Published February 13, 2002

JALOZAI, Feb 12: United Nations High Commission for Refugees (UNHCR) has completed the relocation of Afghan refugees from the “notorious” Jalozai makeshift camp on Tuesday and shifted its last remaining 45,000 destitute inmates to nine new sites in tribal areas along border with Afghanistan.

Senior officials of the UNHCR saw off the final batch of the displaced Afghans comprising over 800 persons at Jalozai, some 40 kilometres east of Peshawar. The displaced families will be camped at Bar Kali camp in tribal area of Bajaur Agency.

The administration has deployed a platoon of Frontier Constabulary at the site to avoid conflict between the land owners.

The UNHCR and Commissionerate for Afghan Refugees (CAR) in collaboration with other donor agencies had started the relocation of displaced families in November 2001. These Afghans have been shifted to Shalman camp, Kyhber Agency, Basu, Azgharo, Bagzai, Kurram Agency, Kotkai and Bar Kali, Bajaur Agency.

The UNHCR deputy representative to Pakistan Ms Eva Demant, who arrived at the site to witness the camp’s closing ceremony, said in her brief remarks, “the camp inhabitants have been living in a miserable condition and we may call it a humanitarian nightmare. The Jalozai camp presented a tragic proof of world neglect of Afghan refugees.”

A 64-year-old widow, Lal Bibi, was the last inmate of the Jalozai camp, whose tent was dismantled in the presence of the UNHCR officials and journalists. Lal Bibi was reluctant to leave the camp. “I have no stamina to suffer more,” lamented a widow.

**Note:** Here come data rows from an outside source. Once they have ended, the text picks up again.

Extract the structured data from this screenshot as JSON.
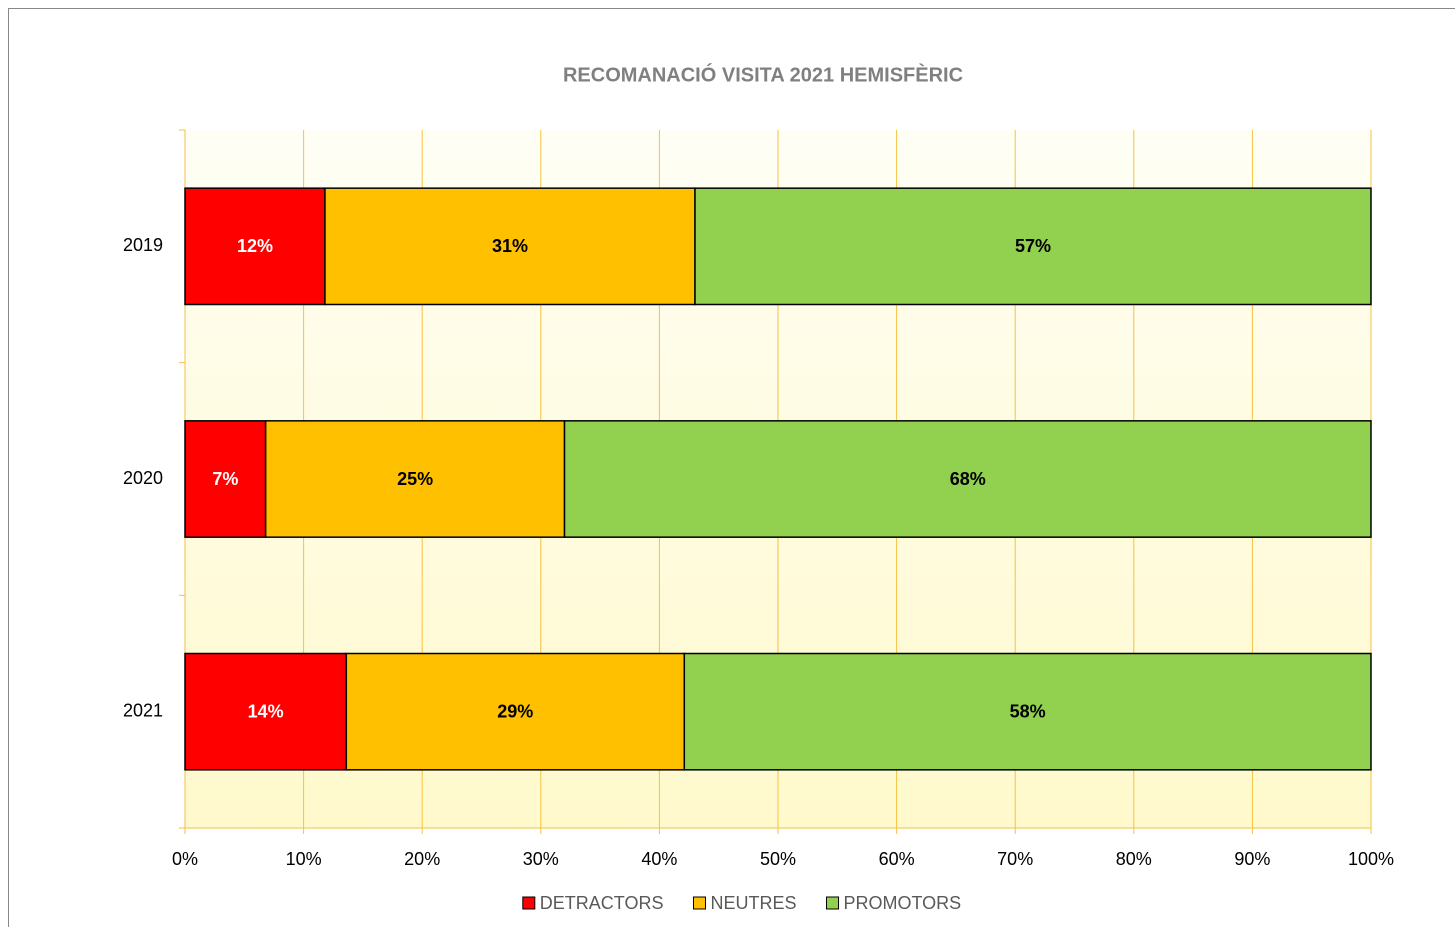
{
  "chart_data": {
    "type": "stacked-bar-horizontal",
    "title": "RECOMANACIÓ VISITA 2021 HEMISFÈRIC",
    "categories": [
      "2019",
      "2020",
      "2021"
    ],
    "series": [
      {
        "name": "DETRACTORS",
        "color": "#ff0000",
        "values": [
          11.8,
          6.8,
          13.6
        ],
        "value_labels": [
          "12%",
          "7%",
          "14%"
        ]
      },
      {
        "name": "NEUTRES",
        "color": "#ffc000",
        "values": [
          31.2,
          25.2,
          28.5
        ],
        "value_labels": [
          "31%",
          "25%",
          "29%"
        ]
      },
      {
        "name": "PROMOTORS",
        "color": "#92d050",
        "values": [
          57.0,
          68.0,
          57.9
        ],
        "value_labels": [
          "57%",
          "68%",
          "58%"
        ]
      }
    ],
    "xlim": [
      0,
      100
    ],
    "xticks": [
      {
        "value": 0,
        "label": "0%"
      },
      {
        "value": 10,
        "label": "10%"
      },
      {
        "value": 20,
        "label": "20%"
      },
      {
        "value": 30,
        "label": "30%"
      },
      {
        "value": 40,
        "label": "40%"
      },
      {
        "value": 50,
        "label": "50%"
      },
      {
        "value": 60,
        "label": "60%"
      },
      {
        "value": 70,
        "label": "70%"
      },
      {
        "value": 80,
        "label": "80%"
      },
      {
        "value": 90,
        "label": "90%"
      },
      {
        "value": 100,
        "label": "100%"
      }
    ],
    "grid": true,
    "legend": "bottom"
  }
}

About 12,000 displaced Afghan families had started pouring into Jalozai camp who fled their country due to civil war and prolonged drought. The unfortunate inhabitants of the Jalozai camp, who belonged mostly to northern Afghanistan, had constructed crude shelters of plastic, canvas and other scraps in bottom-land.

The Pakistan government refused to register the displaced persons that led to severe controversies with the UNHCR. Islamabad placed ban on the entry of Afghans and asked the UNHCR to start screening of refugees in the camp and the economic refugees would be sent back to their country.

The screening programme was stopped after Sept 11 terrorist attack on America.

According to information, half of the population of the “notorious” Jalozai camp disappeared before the relocation operation could be started. Haji Dost Mohammad, head of the Jalozai camp, told Dawn, “roughly 5,000 families have been shifted to the newly-established camps, and the rest have mixed up with the local population.”